Unfortunately, if I do that, then the p-values are well above the threshold for both strings, so the test does not work.
 
Last edited:
Physics news on Phys.org
  • #102
mnb96 said:
I never said "by definition".
I said it.
mnb96 said:
implying that a human may or may not keep track of the current count of H's: if he does not, he might ideally get caught by a properly designed statistical test
That is wrong.
The random sequence does not keep track. Why should a human have to keep track?
mnb96 said:
This is probably a good point. Perhaps the test I proposed to check whether the string is produced by a biased coin flip experiment is not good (besides I have probably made a mistake in deriving the final formula). I have just noticed that some users were previously working on interesting ideas to achieve the same task. Maybe they will come up with a better solution than mine.
We had simple hypothesis testing already: how likely is it to get a larger deviation from 50% than observed?

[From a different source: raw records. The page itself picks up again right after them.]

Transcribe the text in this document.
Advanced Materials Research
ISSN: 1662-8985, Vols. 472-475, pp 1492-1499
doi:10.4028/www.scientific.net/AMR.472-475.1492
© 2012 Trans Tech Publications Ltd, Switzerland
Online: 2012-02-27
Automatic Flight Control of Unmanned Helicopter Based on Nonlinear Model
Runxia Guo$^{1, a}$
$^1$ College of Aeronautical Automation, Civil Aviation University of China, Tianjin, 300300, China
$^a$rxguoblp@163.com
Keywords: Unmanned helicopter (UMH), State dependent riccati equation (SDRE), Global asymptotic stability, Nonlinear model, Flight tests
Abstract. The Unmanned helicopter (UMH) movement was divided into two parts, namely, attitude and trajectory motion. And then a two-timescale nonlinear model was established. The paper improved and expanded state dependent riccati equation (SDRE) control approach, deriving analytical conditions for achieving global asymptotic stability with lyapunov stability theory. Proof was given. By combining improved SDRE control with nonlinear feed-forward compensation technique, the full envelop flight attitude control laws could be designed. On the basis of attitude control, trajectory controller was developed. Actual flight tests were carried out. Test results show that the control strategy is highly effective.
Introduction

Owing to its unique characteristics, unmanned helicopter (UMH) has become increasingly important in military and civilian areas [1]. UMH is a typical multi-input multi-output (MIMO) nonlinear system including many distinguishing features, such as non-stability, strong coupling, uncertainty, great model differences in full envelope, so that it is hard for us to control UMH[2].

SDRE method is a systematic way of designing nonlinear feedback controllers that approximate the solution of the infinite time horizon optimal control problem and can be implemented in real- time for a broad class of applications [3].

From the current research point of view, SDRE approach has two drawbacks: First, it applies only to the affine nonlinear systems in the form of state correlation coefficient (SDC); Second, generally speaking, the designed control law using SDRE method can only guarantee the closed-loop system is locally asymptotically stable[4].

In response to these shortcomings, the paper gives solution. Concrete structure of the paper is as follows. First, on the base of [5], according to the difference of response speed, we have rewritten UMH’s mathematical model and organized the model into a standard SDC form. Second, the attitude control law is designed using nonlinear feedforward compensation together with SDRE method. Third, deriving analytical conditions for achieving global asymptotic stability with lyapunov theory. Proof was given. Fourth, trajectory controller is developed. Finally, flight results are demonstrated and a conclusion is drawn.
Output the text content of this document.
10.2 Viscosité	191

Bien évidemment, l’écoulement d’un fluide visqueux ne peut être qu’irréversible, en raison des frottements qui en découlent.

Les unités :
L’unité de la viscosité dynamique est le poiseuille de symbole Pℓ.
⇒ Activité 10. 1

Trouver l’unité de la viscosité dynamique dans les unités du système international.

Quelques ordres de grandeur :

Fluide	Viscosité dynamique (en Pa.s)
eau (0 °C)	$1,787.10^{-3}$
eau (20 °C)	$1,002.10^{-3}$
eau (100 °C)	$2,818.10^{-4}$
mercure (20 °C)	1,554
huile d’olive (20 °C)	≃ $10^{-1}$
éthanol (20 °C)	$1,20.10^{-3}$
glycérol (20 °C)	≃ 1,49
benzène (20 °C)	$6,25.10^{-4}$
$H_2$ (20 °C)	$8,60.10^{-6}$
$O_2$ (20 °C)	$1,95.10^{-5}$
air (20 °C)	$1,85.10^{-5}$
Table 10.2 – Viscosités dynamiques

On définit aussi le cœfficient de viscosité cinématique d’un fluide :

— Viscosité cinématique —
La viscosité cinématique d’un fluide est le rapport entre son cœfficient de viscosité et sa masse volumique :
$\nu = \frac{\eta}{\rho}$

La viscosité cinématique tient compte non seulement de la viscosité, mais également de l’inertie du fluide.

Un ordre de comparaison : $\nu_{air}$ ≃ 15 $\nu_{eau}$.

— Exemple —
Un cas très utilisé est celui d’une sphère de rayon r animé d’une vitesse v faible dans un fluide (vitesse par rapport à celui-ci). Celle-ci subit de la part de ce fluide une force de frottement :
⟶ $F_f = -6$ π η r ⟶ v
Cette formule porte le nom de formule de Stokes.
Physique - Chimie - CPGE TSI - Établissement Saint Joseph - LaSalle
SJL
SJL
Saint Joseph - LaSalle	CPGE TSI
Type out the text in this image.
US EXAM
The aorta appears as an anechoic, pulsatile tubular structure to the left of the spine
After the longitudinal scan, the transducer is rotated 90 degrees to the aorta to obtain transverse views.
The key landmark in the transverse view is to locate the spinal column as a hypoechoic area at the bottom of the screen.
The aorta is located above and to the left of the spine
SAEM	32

The probability to observe 91 or fewer T or H in 199 trials (like sequence 1) is 0.25, the probability to observe 94 or fewer T or H in 199 trials (like sequence 2) is 0.48. Not really a strong preference for one sequence here.

mnb96 said:
I think this statement, in its current form, is incorrect, but I probably understand what you meant in the context: if we have a string z1...zN we can already say something about the pair (zN, zN+1). On the other hand, I think we cannot say anything about (zN+1, zN+2)
Well, we know 8 out of 16 things the pair cannot be.
mnb96 said:
we should not consider "all the consecutive pairs" of the string, as I previously said, but rather all the disjoint consecutive pairs.
We can do that, but that discards a lot of information.

Check the previous pages, there was already a lot of analysis in that direction.